İkinci olarak, bu benzetmenin yanlış olduğu öne sürülüp itiraz edilecekse, milli yaşam ve çıkarlarının koruyucusu olarak herkesin sosyal karışıklık cezası altında boyun eğmesi gereken bir milletin yönetici kurumunun vatandaşları üzerinde başka herhangi özel bir örgütün yönetiminde olandan çok daha fazla yetkisi olduğu için cevap şudur: Farklılığı ele alırsak verilen cevap hâlâ geçerlidir. İnsanlar özgürlüklerini özgürlüklerinden vazgeçmek için kullanıyorsa, o zaman daha mı az köle olurlar? Halk onlara baskı yapan bir kişiyi bir plebiscite (halk oylaması) ile seçiyorsa bu despotluk kendi eylemlerinin sonucu olduğu için özgür olmaya devam mı eder? Seçilen kişi tarafından yayınlanan zorlayıcı bildiriler, halkın kendi oylarının esas sonucu olduğu için mantıklı mı görülmelidir? Ayrıca, daha sonra kölesi olabileceği kişinin varlığına bir mızrak saplayan Doğu Afrikalının sahibini özgürce seçtiği için hâlâ özgürlüğe sahip olduğu söylenebilir mi?

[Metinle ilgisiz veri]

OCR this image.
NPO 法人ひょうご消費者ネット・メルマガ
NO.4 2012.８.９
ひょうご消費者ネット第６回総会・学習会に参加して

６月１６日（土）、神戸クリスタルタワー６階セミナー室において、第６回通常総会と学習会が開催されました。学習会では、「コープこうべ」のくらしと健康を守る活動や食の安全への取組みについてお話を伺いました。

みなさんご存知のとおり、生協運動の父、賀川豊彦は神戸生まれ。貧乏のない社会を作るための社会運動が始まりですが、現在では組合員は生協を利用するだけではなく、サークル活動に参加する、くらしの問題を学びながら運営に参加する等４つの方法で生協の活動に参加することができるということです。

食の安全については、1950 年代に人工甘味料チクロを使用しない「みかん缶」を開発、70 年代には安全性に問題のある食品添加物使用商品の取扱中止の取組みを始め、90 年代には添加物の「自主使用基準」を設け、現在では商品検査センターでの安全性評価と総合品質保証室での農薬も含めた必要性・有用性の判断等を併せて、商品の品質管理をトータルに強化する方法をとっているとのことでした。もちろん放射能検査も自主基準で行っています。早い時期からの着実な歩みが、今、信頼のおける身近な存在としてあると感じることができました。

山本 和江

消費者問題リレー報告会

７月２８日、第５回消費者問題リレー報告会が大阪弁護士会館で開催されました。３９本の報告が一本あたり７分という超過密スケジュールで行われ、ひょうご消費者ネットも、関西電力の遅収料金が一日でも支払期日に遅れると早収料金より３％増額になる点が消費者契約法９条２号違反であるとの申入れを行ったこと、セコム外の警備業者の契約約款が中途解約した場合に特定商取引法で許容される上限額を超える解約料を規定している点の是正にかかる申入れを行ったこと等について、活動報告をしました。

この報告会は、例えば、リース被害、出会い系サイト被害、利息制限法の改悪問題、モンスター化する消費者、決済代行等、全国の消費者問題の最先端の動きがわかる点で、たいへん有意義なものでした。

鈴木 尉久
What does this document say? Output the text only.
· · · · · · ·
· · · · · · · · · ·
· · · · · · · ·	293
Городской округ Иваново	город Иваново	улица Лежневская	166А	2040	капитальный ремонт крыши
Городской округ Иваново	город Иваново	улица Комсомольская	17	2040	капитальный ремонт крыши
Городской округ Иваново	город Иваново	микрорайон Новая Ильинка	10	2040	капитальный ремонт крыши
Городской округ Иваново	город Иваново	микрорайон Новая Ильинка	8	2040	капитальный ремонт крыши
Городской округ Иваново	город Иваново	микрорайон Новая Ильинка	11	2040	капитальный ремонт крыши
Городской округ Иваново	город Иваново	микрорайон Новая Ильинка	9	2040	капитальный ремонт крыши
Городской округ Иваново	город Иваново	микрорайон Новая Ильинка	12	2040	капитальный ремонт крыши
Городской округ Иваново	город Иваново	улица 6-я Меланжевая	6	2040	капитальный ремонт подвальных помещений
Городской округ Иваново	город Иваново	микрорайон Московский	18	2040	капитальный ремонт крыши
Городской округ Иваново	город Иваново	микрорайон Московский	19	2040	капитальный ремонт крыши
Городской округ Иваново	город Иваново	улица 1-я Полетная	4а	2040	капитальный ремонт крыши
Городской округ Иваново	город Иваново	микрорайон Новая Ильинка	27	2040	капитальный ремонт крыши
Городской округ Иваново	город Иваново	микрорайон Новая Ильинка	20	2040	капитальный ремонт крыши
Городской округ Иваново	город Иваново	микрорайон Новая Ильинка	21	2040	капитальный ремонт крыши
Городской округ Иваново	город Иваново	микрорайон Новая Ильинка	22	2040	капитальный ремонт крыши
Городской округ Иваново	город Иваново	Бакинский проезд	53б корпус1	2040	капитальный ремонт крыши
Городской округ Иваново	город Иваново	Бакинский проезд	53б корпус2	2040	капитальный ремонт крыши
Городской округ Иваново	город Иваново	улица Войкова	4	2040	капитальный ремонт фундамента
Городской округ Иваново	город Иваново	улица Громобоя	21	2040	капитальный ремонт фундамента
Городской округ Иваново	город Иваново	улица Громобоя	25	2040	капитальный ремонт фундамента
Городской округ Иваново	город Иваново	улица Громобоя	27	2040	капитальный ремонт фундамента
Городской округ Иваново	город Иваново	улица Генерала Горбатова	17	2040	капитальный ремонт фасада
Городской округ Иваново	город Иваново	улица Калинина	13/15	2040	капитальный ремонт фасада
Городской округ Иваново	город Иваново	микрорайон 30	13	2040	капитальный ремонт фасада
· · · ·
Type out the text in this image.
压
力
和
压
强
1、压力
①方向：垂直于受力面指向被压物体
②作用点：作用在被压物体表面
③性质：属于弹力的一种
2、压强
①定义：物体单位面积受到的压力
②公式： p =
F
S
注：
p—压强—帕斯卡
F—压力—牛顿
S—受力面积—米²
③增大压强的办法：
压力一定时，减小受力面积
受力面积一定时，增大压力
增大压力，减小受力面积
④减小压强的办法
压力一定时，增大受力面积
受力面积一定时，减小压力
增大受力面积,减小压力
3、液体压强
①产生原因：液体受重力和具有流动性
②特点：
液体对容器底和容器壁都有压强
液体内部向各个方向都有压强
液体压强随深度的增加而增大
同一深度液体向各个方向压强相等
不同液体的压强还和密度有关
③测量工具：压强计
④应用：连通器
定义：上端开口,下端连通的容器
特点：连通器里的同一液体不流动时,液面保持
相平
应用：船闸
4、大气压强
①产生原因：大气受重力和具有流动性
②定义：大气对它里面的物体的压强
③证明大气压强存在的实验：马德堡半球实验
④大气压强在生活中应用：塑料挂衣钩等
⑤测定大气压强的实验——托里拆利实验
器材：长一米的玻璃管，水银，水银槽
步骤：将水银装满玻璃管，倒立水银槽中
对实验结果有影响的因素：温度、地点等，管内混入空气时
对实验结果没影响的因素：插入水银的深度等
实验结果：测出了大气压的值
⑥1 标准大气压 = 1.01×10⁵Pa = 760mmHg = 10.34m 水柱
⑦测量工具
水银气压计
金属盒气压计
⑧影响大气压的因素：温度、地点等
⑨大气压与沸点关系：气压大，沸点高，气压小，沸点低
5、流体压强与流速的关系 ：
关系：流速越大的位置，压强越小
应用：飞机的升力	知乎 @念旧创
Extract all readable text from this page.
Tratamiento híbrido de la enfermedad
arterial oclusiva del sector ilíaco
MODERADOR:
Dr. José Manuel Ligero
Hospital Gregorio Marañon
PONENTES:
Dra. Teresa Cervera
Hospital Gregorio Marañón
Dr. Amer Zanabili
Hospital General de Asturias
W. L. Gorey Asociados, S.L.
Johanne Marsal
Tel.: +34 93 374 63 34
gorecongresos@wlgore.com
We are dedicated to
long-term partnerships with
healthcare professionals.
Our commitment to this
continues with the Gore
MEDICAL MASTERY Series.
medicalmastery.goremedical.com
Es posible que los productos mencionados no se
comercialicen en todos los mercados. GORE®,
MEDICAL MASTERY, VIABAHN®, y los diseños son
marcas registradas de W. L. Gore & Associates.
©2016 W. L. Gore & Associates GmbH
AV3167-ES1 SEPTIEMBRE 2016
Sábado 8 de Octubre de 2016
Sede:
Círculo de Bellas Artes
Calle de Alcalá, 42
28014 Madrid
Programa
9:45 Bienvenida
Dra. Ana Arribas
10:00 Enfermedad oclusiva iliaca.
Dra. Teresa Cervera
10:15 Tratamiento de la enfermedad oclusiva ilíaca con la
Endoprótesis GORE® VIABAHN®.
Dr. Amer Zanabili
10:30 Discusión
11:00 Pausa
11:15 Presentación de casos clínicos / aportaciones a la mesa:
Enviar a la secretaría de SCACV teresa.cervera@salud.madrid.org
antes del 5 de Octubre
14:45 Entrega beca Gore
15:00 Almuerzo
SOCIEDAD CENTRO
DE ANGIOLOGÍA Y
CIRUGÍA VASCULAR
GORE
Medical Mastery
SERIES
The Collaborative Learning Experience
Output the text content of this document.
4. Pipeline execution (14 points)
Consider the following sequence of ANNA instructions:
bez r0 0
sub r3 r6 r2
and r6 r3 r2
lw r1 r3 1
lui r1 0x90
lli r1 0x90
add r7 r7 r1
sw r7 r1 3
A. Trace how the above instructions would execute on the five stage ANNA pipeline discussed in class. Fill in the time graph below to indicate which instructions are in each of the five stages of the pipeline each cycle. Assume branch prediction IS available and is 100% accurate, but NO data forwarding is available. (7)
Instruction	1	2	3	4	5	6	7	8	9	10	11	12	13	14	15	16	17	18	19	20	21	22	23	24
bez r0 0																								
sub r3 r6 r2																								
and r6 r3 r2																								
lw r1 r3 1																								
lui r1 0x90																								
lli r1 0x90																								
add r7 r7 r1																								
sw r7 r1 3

Son olarak, herhangi biri, elbette kızgınlık belirtileri olmadan olmaz, bu düşünceyi reddedip insanların sorumsuz tek bir yöneticinin kalıcı olarak seçildiği hükümetle yetkili temsilci bir kurumun belirlenip belirli zamanlarda yeniden seçildiği sistemle arasındaki ilişki arasında gerçek bir paralellik olmadığını söylerse, o zaman çoğu insanı hayrete düşürecek esas cevap, yani aslında tamamen düzene karşı bir cevap gelir. Bu cevap şöyledir: “Birçok insan tarafından seçilen kurumun” yetkisi bir kraliyetin yetkisinden daha sınırlı bir yetki olarak görülemediği ve geçmişte gerçek liberalizmin bir kraliyetin sınırsız yetki varsayımı tartışması gibi günümüzün gerçek liberalizmi de sınırsız parlamenter yetki varsayımını tartışacağı için, bu çok sınırlandırıcı yasalar “birçok insan tarafından seçilen bir kurumdan geldiğine” dayanarak korunamaz.
* Herbert Spencer, The Man versus The State, New York: Mitchell Kennerley, 1916, s. 7-8, 10-12, 15-18, 21-25.